One female juror wept as Gribble described how he plunged a knife into Kimberly Cates' neck and had to adjust its angle to be sure he severed an artery.
Steven Spader, who wielded a machete during the attacks, was convicted of murder and other felonies in November and is serving two life sentences without possibility of parole.
'I was very controlled'
Gribble said that Spader kicked Jaimie a couple of times before raising the machete above his head with two hands and bringing it down on the child's head. "I knew he was trying to cut her head off," Gribble said nonchalantly.
"He was standing there panting and it looked like he was in a rage sort of thing," Gribble said of Spader. "He was completely out of control. I was more precise. I was very controlled."

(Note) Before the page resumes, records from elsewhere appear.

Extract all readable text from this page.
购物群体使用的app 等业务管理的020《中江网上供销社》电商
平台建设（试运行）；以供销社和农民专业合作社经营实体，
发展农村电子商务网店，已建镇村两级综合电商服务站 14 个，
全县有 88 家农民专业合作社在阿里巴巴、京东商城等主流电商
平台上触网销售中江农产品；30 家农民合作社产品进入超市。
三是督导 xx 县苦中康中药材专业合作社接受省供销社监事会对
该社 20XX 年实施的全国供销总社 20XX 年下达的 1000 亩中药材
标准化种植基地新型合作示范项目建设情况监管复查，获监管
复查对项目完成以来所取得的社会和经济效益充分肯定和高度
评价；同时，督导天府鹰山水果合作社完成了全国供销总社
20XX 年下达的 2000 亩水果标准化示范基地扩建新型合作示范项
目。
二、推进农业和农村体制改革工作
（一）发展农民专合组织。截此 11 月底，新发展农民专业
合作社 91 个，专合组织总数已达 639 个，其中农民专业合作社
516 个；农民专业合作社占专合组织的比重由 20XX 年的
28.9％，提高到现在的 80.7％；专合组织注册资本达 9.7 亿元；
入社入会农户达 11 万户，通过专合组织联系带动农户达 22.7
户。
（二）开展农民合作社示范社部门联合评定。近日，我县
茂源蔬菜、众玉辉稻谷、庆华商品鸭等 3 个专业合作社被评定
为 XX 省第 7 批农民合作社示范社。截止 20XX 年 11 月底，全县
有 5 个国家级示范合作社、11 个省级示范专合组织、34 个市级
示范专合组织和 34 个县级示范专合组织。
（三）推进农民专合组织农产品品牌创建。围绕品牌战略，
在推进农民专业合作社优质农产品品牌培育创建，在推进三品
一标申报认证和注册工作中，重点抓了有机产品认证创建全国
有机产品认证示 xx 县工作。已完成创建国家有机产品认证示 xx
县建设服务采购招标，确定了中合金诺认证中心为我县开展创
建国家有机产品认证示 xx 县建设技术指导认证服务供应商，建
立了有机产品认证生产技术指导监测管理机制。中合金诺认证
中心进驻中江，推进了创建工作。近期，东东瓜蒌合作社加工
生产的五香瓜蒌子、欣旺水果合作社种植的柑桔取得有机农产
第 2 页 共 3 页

Gribble testified Monday that his mother, Tamara Gribble, abused him physically and emotionally. She denies it.
Earlier Tuesday, Gribble testified that he was devastated when his girlfriend broke up with him the week before the Mont Vernon home invasion. "I felt like nothing mattered anymore. It broke me completely."

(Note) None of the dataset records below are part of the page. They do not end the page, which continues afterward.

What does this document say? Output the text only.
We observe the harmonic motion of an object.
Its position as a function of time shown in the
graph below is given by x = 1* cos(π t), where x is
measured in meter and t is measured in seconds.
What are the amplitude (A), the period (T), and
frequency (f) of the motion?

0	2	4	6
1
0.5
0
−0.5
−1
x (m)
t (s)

But he and his girlfriend got back together the day before the Oct. 4, 2009, home invasion and had sex just hours before the Gribble, Spader, Quinn Glover and Billy Marks broke into the Cates' home. Prosecutors say Glover and Marks were in the house but played no role in the attacks. Both have plea deals with the state. They testified against Spader and are expected to testify at Gribble's insanity trial, as well.
He said he took himself off a low-dose antidepressant he was prescribed because it robbed him of control over his feelings, and said he did not use drugs or drink alcohol because he feared they would impair his thinking.
Gribble said he was surprised by a psychological report that said he showed signs of sociopathic tendencies.
"I remember looking at that and saying, great, I didn't think I was that bad," Gribble said. "What I understood of sociopaths was serial killers and serial rapists."
Gribble's self-control will weigh into the jury's deliberations on whether he suffered a mental disease or defect and lacked ability to control his impulses.
Two defense experts testified that Gribble had anti-social personality traits in 2007, but that he was not insane.
It has been more than 50 years since a New Hampshire jury returned a verdict of not guilty by reason of insanity.